“É necessário que hajam provas”
Os verbos “haver” e “existir” podem ser sinônimos, mas, quando isso ocorre, não se flexionam do mesmo modo.
Como disse, outro dia, o Jornalista Clóvis Rossi, ninguém tem o
direito de surpreender-se “com o mais recente escândalo da caudalosa
safra brasileira”. Rossi se referia ao escândalo que pôs sob
investigação peixes graúdos do nosso Poder Judiciário. No mesmo dia,
ligo o rádio do carro e ouço o pronunciamento de uma importante figura
do Judiciário a respeito do assunto. “É necessário que hajam provas”,
disse ele. A julgar pela minha caixa postal (repleta de mensagens sobre o
caso), muita gente deve ter ouvido (e/ou visto) esse pronunciamento.
É incrível como o cargo impressiona. Alguns leitores disseram que não
teriam usado a forma “hajam”, mas, quando a ouviram de um juiz, ficaram
em dúvida. “Esses profissionais conhecem a língua, não, professor?”,
perguntou um deles. Devagar com o andor.
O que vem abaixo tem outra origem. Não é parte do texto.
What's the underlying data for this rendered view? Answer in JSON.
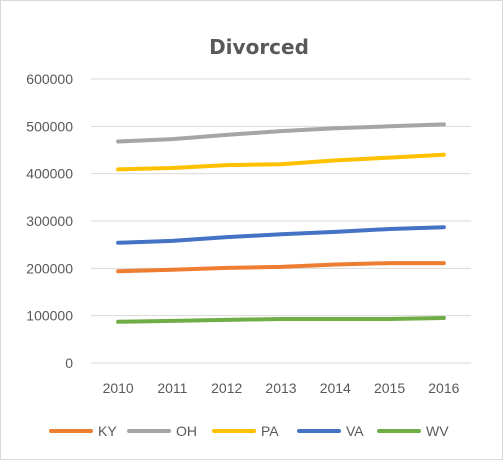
{
  "chart_data": {
    "type": "line",
    "title": "Divorced",
    "xlabel": "",
    "ylabel": "",
    "categories": [
      "2010",
      "2011",
      "2012",
      "2013",
      "2014",
      "2015",
      "2016"
    ],
    "ylim": [
      0,
      600000
    ],
    "yticks": [
      "0",
      "100000",
      "200000",
      "300000",
      "400000",
      "500000",
      "600000"
    ],
    "grid": true,
    "legend_position": "bottom",
    "series": [
      {
        "name": "KY",
        "color": "#ED7D31",
        "values": [
          194000,
          197000,
          201000,
          203000,
          208000,
          211000,
          211000
        ]
      },
      {
        "name": "OH",
        "color": "#A5A5A5",
        "values": [
          468000,
          473000,
          482000,
          490000,
          496000,
          500000,
          504000
        ]
      },
      {
        "name": "PA",
        "color": "#FFC000",
        "values": [
          409000,
          412000,
          418000,
          420000,
          428000,
          434000,
          440000
        ]
      },
      {
        "name": "VA",
        "color": "#4472C4",
        "values": [
          254000,
          258000,
          266000,
          272000,
          277000,
          283000,
          287000
        ]
      },
      {
        "name": "WV",
        "color": "#70AD47",
        "values": [
          87000,
          89000,
          91000,
          93000,
          93000,
          93000,
          95000
        ]
      }
    ]
  }
}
Não se pode dizer que alguém
seja desconhecedor da língua só por não flexionar adequadamente
determinado verbo, ainda que esse verbo seja o fatídico “haver”, que,
como diria um certo jornalista, derruba reputações. Mas, cá entre nós,
supõe-se que, por ser mais do que frequente (em todos os tempos e modos)
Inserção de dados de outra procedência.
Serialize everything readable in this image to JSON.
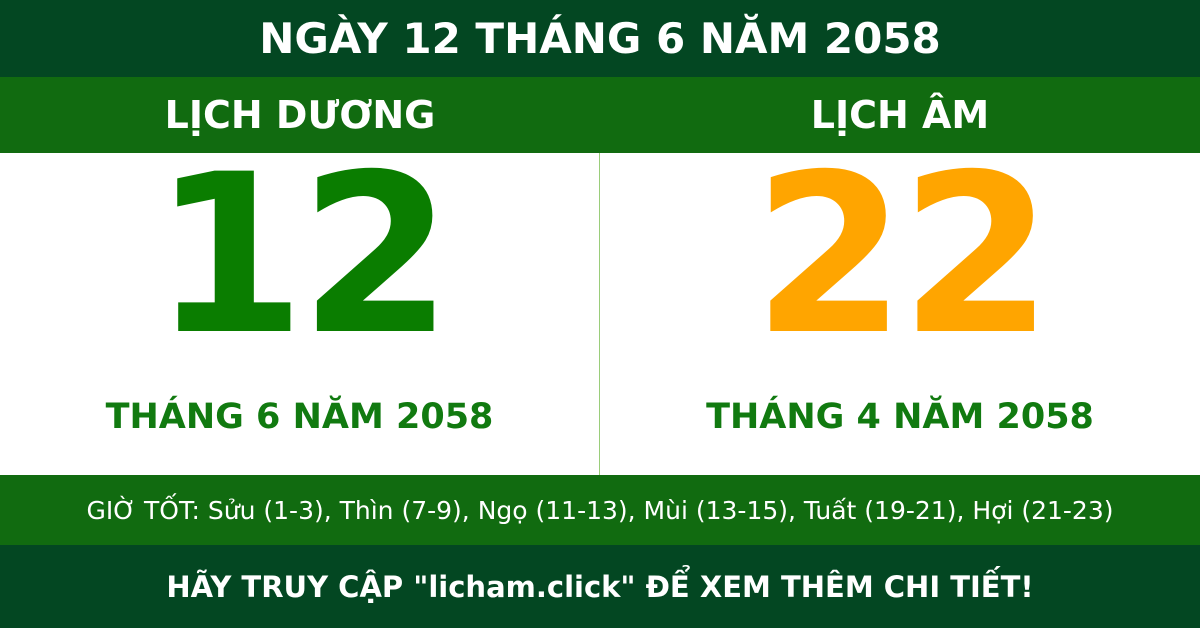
{
  "header": {
    "title": "NGÀY 12 THÁNG 6 NĂM 2058"
  },
  "solar": {
    "label": "LỊCH DƯƠNG",
    "day": "12",
    "month_year": "THÁNG 6 NĂM 2058",
    "color": "#0a7d00"
  },
  "lunar": {
    "label": "LỊCH ÂM",
    "day": "22",
    "month_year": "THÁNG 4 NĂM 2058",
    "color": "#ffa500"
  },
  "good_hours": "GIỜ TỐT: Sửu (1-3), Thìn (7-9), Ngọ (11-13), Mùi (13-15), Tuất (19-21), Hợi (21-23)",
  "footer": {
    "cta": "HÃY TRUY CẬP \"licham.click\" ĐỂ XEM THÊM CHI TIẾT!"
  },
  "colors": {
    "dark_green": "#034722",
    "green": "#116b10",
    "orange": "#ffa500"
  }
}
em textos jurídicos, o verbo “haver” seja velho conhecido de juízes,
promotores etc. Pois bem, discussões filosóficas à parte, os leitores
querem saber se é necessário que “hajam” ou que “haja” provas. O que
temos aí é uma flexão do presente do subjuntivo do verbo “haver”,
empregado com o sentido de “existir”. Os verbos “haver” e “existir” são
sinônimos, mas não se flexionam do mesmo modo.
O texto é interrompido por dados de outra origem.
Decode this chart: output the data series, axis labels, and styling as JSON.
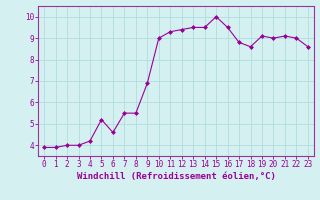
{
  "x": [
    0,
    1,
    2,
    3,
    4,
    5,
    6,
    7,
    8,
    9,
    10,
    11,
    12,
    13,
    14,
    15,
    16,
    17,
    18,
    19,
    20,
    21,
    22,
    23
  ],
  "y": [
    3.9,
    3.9,
    4.0,
    4.0,
    4.2,
    5.2,
    4.6,
    5.5,
    5.5,
    6.9,
    9.0,
    9.3,
    9.4,
    9.5,
    9.5,
    10.0,
    9.5,
    8.8,
    8.6,
    9.1,
    9.0,
    9.1,
    9.0,
    8.6
  ],
  "line_color": "#990099",
  "marker": "D",
  "marker_size": 2.0,
  "bg_color": "#d5f0f0",
  "grid_color": "#b0dddd",
  "xlabel": "Windchill (Refroidissement éolien,°C)",
  "xlabel_color": "#990099",
  "xlim": [
    -0.5,
    23.5
  ],
  "ylim": [
    3.5,
    10.5
  ],
  "yticks": [
    4,
    5,
    6,
    7,
    8,
    9,
    10
  ],
  "xticks": [
    0,
    1,
    2,
    3,
    4,
    5,
    6,
    7,
    8,
    9,
    10,
    11,
    12,
    13,
    14,
    15,
    16,
    17,
    18,
    19,
    20,
    21,
    22,
    23
  ],
  "tick_fontsize": 5.5,
  "xlabel_fontsize": 6.5,
  "spine_color": "#993399",
  "linewidth": 0.8
}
“Existir” sempre concorda com o sujeito (“Existem provas de que…”;
“Existiam provas…”). E “haver”? Na língua culta, em alguns casos (quando
é empregado com o sentido de “existir”, por exemplo), fixou-se como
impessoal (sem sujeito e flexionado na terceira do singular). Com o
verbo “haver” no presente do indicativo, nenhum problema. Não se ouve ou
lê algo como “Hão muitas pessoas ali” ou “Hão provas de que…”. Quem
nunca viu na porta de uma fábrica uma placa com os dizeres “Há vagas” ou
“Não há vagas”? Quando se sai desse tempo verbal, a coisa se complica,
haja vista o que ocorreu na frase do magistrado.
Pois bem, caro leitor: quem não sai da terceira do singular é o verbo
“haver”, mas não em qualquer caso. Quando significa “obter”,
“conseguir”, por exemplo, “haver” é um verbo como qualquer outro (“Donde
houveste, ó pélago revolto, esse rugido teu?”, escreveu em “O Mar” o
belo poeta maranhense Gonçalves Dias). Quando significa “proceder”,
“portar-se”, “comportar-se”, o verbo “haver” continua sendo “normal”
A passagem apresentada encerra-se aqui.